February 2013 – Significant Developments
During February, there were several important and interesting developments involving agricultural law and taxation both nationally and in Iowa. At the state level, the Iowa Supreme Court continued to issue interesting decisions on several fronts. All of these cases are highlighted on the CALT website. In one case, they determined (after writing for 17 pages) that an insurance policy’s language clearly precluded coverage under an additional policy that a farmer took out to ensure that he had complete coverage for loss arising from the contract growing of hogs. They also determined that drainage tiles are not “culverts” for purposes of determining the responsible party for repair. Then, it an incredibly lengthy opinion referencing cases from other jurisdictions and law review articles discussing other states’ recreational use statute, the court determined that Iowa’s statutory provision did not provide immunity from liability for a chaperone of a kindergarten class involved in recreational activities on a dairy farm. But, the court wasn’t finished yet. To close out the month, the court said that the Iowa Final Disposition Act negates a decedent’s clearly expressed intent in a will and in pre-death writings that comported with the will provision concerning where the decedent was to be buried. Now, Iowa’s the Iowa legislature will have to determine what to do, if anything, about any or all of these decisions.
On a federal level, Senator Grasssley (R-IA) introduced the “Farm Program Integrity Act of 2013.” The bill would put a per farm cap of $50,000 on all commodity program benefits except those associated with the marketing loan program (deficiency payments and marketing loan gains).
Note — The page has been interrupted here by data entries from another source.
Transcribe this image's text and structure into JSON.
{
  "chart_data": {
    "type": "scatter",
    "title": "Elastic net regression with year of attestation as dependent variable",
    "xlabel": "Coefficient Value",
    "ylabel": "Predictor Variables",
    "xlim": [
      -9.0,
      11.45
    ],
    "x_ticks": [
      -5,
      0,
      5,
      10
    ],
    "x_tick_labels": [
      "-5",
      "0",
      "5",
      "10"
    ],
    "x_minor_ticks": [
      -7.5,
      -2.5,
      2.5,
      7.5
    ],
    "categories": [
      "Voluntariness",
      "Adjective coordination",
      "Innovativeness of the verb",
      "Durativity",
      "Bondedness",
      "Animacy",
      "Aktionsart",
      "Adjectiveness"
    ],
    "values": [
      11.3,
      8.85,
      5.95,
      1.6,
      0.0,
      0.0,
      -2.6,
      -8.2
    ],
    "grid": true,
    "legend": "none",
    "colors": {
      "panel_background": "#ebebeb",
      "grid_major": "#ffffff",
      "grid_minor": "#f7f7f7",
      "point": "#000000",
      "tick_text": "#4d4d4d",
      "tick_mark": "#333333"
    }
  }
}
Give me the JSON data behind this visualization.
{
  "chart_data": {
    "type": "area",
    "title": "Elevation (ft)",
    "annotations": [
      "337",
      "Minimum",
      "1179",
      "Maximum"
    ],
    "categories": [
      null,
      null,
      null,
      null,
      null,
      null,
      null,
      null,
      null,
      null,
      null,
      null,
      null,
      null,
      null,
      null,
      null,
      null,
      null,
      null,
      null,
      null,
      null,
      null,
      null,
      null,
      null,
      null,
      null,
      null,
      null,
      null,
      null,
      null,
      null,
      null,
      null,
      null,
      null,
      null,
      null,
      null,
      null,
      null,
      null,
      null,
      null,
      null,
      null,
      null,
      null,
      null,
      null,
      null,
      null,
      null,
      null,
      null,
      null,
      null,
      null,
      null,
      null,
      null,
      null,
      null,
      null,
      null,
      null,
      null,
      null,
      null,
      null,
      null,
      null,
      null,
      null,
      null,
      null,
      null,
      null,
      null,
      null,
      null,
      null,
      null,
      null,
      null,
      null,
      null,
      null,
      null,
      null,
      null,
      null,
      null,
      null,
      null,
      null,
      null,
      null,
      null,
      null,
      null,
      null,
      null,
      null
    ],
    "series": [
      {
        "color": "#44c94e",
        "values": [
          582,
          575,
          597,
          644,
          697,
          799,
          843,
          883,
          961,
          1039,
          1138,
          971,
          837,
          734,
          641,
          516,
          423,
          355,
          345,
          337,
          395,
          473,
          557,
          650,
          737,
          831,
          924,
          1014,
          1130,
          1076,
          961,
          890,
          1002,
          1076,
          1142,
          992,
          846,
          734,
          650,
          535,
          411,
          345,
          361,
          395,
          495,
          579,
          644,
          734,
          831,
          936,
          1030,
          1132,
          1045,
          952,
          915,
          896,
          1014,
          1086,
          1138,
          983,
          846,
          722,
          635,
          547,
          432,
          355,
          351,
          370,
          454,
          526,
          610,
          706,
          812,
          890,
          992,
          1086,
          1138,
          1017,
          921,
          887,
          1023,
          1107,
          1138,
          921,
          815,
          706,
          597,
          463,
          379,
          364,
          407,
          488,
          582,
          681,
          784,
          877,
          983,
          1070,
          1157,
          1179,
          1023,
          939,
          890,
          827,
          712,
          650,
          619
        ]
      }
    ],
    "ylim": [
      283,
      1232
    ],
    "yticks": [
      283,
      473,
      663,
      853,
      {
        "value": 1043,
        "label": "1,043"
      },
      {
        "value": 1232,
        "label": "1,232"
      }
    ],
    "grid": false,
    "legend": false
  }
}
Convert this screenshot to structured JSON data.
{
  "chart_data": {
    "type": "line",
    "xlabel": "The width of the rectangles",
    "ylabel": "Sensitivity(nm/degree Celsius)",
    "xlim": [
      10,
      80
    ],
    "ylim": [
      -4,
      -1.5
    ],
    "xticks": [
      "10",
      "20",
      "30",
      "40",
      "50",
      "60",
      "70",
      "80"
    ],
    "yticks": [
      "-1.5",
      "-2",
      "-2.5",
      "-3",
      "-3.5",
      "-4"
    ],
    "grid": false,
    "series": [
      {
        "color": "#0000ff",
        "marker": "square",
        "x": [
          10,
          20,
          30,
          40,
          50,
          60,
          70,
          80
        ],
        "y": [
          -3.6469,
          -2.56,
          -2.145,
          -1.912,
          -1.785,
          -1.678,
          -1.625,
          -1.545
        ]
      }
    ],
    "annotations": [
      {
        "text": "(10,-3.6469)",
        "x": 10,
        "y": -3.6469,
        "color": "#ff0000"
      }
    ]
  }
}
Those would be capped at $75,000, thereby making the combined limit $125,000 per person or $250,000 for a married couple. Under present law, the cap for a married couple on direct payments is $80,000 and the cap on counter-cyclical payments is $130,000. Presently, there is no cap on loan deficiency payments and marketing loan gains. It appears that the bill tries to bar non-farmers from collecting farm program payments by requiring more than just a contribution of management by establishing a quantifiable (we’ll see) measure for active management. The bill number is S. 281 and it was introduced on February 12. The bill has been referred to the Committee on Agriculture, Nutrition and Forestry.